A Lebanese American businessman who was a key witness in special counsel Robert Mueller’s report and who helped broker the release of American hostages was sentenced Friday to 10 years in prison sentence on child sex charges.

George Nader pleaded guilty in January to bringing a 14-year-old boy from the Czech Republic to the U.S. 20 years ago to engage in sexual activity. He also acknowledged possessing child pornography.

Nader’s name appears more than 100 times in the Mueller report. It details Nader’s efforts to serve as liaison between Russians and members of President Donald Trump’s transition team.

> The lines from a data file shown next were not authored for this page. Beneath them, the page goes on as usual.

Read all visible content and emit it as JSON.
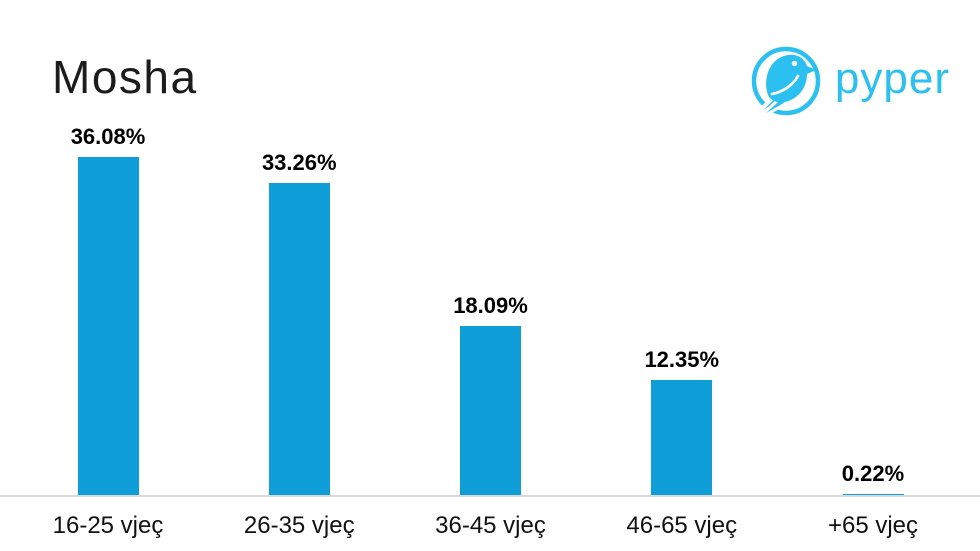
{
  "title": "Mosha",
  "logo": {
    "text": "pyper",
    "icon": "pyper-bird-icon",
    "color": "#2BC0F0"
  },
  "colors": {
    "bar": "#0F9DD8",
    "axis_line": "#D9D9D9",
    "title_text": "#1C1C1C",
    "label_text": "#000000",
    "background": "#FFFFFF"
  },
  "chart_data": {
    "type": "bar",
    "title": "Mosha",
    "categories": [
      "16-25 vjeç",
      "26-35 vjeç",
      "36-45 vjeç",
      "46-65 vjeç",
      "+65 vjeç"
    ],
    "values": [
      36.08,
      33.26,
      18.09,
      12.35,
      0.22
    ],
    "value_labels": [
      "36.08%",
      "33.26%",
      "18.09%",
      "12.35%",
      "0.22%"
    ],
    "xlabel": "",
    "ylabel": "",
    "unit": "%",
    "ylim": [
      0,
      40
    ],
    "grid": false,
    "legend": false,
    "y_axis_visible": false,
    "data_labels_position": "above-bars",
    "bar_color": "#0F9DD8"
  }
}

In the 1990s, Nader served as a broker to facilitate the release of American hostages held in the Middle East.

The convictions carried a 10-year mandatory minimum. The judge could have imposed a longer term, though prosecutors also recommended a 10-year sentence.

Nader also agreed to pay $150,000 in restitution to the Czech boy he abused, who is now an adult and testified at Friday’s sentencing hearing in U.S. District Court in Alexandria by phone.

“George destroyed practically my entire life, and I am trying to put it back together piece by piece,” he said through a translator.

Nader’s interest in children and his status as a behind-the-scenes power player both extend back decades. And there’s at least some indication that the latter shielded him from the consequences of the former.

Almost 30 years ago, Nader was caught by customs officials transporting two films, hidden in candy tins, of minor boys into the U.S. He received a six-month sentence, a term that prosecutors in the current case acknowledge is “far below what would be expected of such a crime today.”

In 1991, as he awaited sentencing, his case was twice delayed so he could continue his work on hostage negotiations. Court records cited by his current defense lawyers indicate that British hostage Jon McCarthy and American hostage Edward Tracy were released in July of that year and that Nader played an outsized role in securing the release. Participants in the negotiations wrote letters to the judge on Nader’s behalf.

Later, in 2003, Nader sentenced to a 1-year prison term in the Czech Republic after being convicted there on 10 counts of sexually abusing minors and sentenced to a one-year prison term in 2003.

Prosecutors say the abused boys were largely child prostitutes. The 14-year-old boy brought to the U.S. also alleged he was victimized by Nader int he Czech case, though Nader’s lawyers say he wasn’t convicted there. The two sides dispute the extent of abuse inflicted on the boy in the U.S. but Nader has admitted to one sex act.

Nader “used his contacts and his wealth to accomplish” bringing the Czech boy into the U.S., prosecutor Jay Prabhu wrote.

The current case against Nader began in 2018 when images were found on his phone after it was confiscated under a search warrant connected to the Mueller probe.